I would extend this to cloud as well. The more prevalent cloud becomes, the more ignorant developers become. It's like: I have Mathematica license, who cares how to calculate function derivative?
We are bound to fragment every sector into sub-niche where specialists in functions, general programming and infrastructure resources cooperate on their boundaries without being able to quite understand what the others are doing.
I would not say distributed systems are easy to build or use. I think Kubernetes makes distributed systems _easier_ but definitely not easy in general, or at scale. Just easier than doing it all by hand/manually.
But I'm not sure I understand the backlash. Once you've built your application and it's been packaged (containerized) and deployed why would anyone care how its run.
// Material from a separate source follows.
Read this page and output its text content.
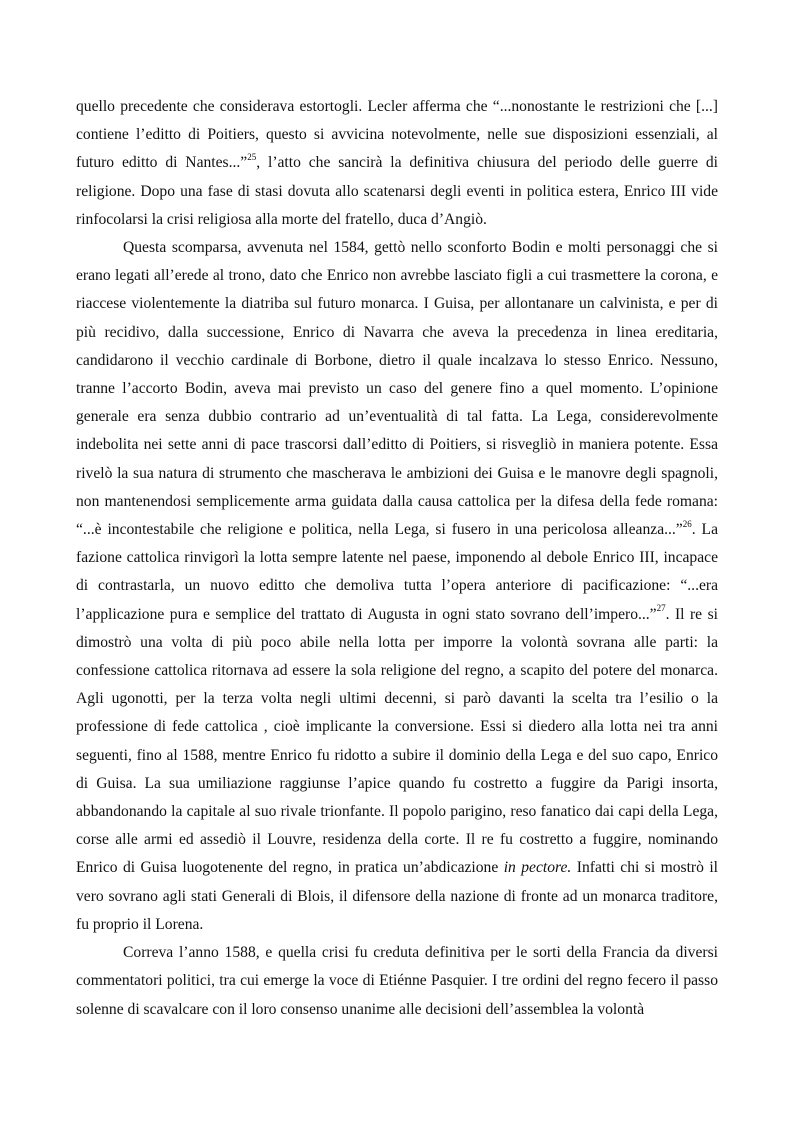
quello precedente che considerava estortogli. Lecler afferma che “...nonostante le restrizioni che [...] contiene l’editto di Poitiers, questo si avvicina notevolmente, nelle sue disposizioni essenziali, al futuro editto di Nantes...”$^{25}$, l’atto che sancirà la definitiva chiusura del periodo delle guerre di religione. Dopo una fase di stasi dovuta allo scatenarsi degli eventi in politica estera, Enrico III vide rinfocolarsi la crisi religiosa alla morte del fratello, duca d’Angiò.

Questa scomparsa, avvenuta nel 1584, gettò nello sconforto Bodin e molti personaggi che si erano legati all’erede al trono, dato che Enrico non avrebbe lasciato figli a cui trasmettere la corona, e riaccese violentemente la diatriba sul futuro monarca. I Guisa, per allontanare un calvinista, e per di più recidivo, dalla successione, Enrico di Navarra che aveva la precedenza in linea ereditaria, candidarono il vecchio cardinale di Borbone, dietro il quale incalzava lo stesso Enrico. Nessuno, tranne l’accorto Bodin, aveva mai previsto un caso del genere fino a quel momento. L’opinione generale era senza dubbio contrario ad un’eventualità di tal fatta. La Lega, considerevolmente indebolita nei sette anni di pace trascorsi dall’editto di Poitiers, si risvegliò in maniera potente. Essa rivelò la sua natura di strumento che mascherava le ambizioni dei Guisa e le manovre degli spagnoli, non mantenendosi semplicemente arma guidata dalla causa cattolica per la difesa della fede romana: “...è incontestabile che religione e politica, nella Lega, si fusero in una pericolosa alleanza...”$^{26}$. La fazione cattolica rinvigorì la lotta sempre latente nel paese, imponendo al debole Enrico III, incapace di contrastarla, un nuovo editto che demoliva tutta l’opera anteriore di pacificazione: “...era l’applicazione pura e semplice del trattato di Augusta in ogni stato sovrano dell’impero...”$^{27}$. Il re si dimostrò una volta di più poco abile nella lotta per imporre la volontà sovrana alle parti: la confessione cattolica ritornava ad essere la sola religione del regno, a scapito del potere del monarca. Agli ugonotti, per la terza volta negli ultimi decenni, si parò davanti la scelta tra l’esilio o la professione di fede cattolica , cioè implicante la conversione. Essi si diedero alla lotta nei tra anni seguenti, fino al 1588, mentre Enrico fu ridotto a subire il dominio della Lega e del suo capo, Enrico di Guisa. La sua umiliazione raggiunse l’apice quando fu costretto a fuggire da Parigi insorta, abbandonando la capitale al suo rivale trionfante. Il popolo parigino, reso fanatico dai capi della Lega, corse alle armi ed assediò il Louvre, residenza della corte. Il re fu costretto a fuggire, nominando Enrico di Guisa luogotenente del regno, in pratica un’abdicazione in pectore. Infatti chi si mostrò il vero sovrano agli stati Generali di Blois, il difensore della nazione di fronte ad un monarca traditore, fu proprio il Lorena.

Correva l’anno 1588, e quella crisi fu creduta definitiva per le sorti della Francia da diversi commentatori politici, tra cui emerge la voce di Etiénne Pasquier. I tre ordini del regno fecero il passo solenne di scavalcare con il loro consenso unanime alle decisioni dell’assemblea la volontà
Also running a container in production and orchestration seem to be conflated somewhat in this thread and the use cases are very different.
You can think of Kubernetes as an Automated SysAdmin . This is a bit reductive I know but it is useful to think of this way. You ask the sysadmin to run something for you and they tell you how to package it (tgz, war, zip etc) and they run it for you on hardware.
The level of engagement that a dev has with getting his app running on hardware is no different to that of dealing with a sysadmin and with the admin requesting that your app is packagedin a container.
Kubernetes out of the box will give you most of this functionality as long as you keep state outside of the cluster. There are also options on how to make the experience smoother. There also these tools to help too:
* Kubernetes + Rancher
If you need orchestration and scheduling. I am a little perplexed.
But I will mention that we're aware of some consulting organizations that are requiring that new employees take the exam after they are hired, as it gives both the engineer and their manager confidence in their understanding.
The exam has only been around for 5 months, but it's already gone through 3 versions and is based now on K8s 1.9. Also note that it's a proctored, online exam where you configure 7 clusters over the course of 3 hours. There's no multiple choice.
Registered nurses have been around for decades, so we have a long way to go to catch up their recognizability. But we do see the Certified Kubernetes Admninistrator as a core building block for the cloud native ecosystem.
While I don't think having a cert would help you get hired necessarily, it would probably influence a decision to get an interview. What really matters is if you know how to do real-world operational tasks with the knowledge, which will show up if your technical interviewers know k8s. If you are the first person they are hiring at the company to begin their k8s project, then you might have a real advantage with a cert.
Personally, I've never been one to give undue respect to many of the certs on the basis of having them alone, but it can depend on where you interview. Some places love certs.
Is your license up to date? Are you an ax-murderer? Can you start Monday?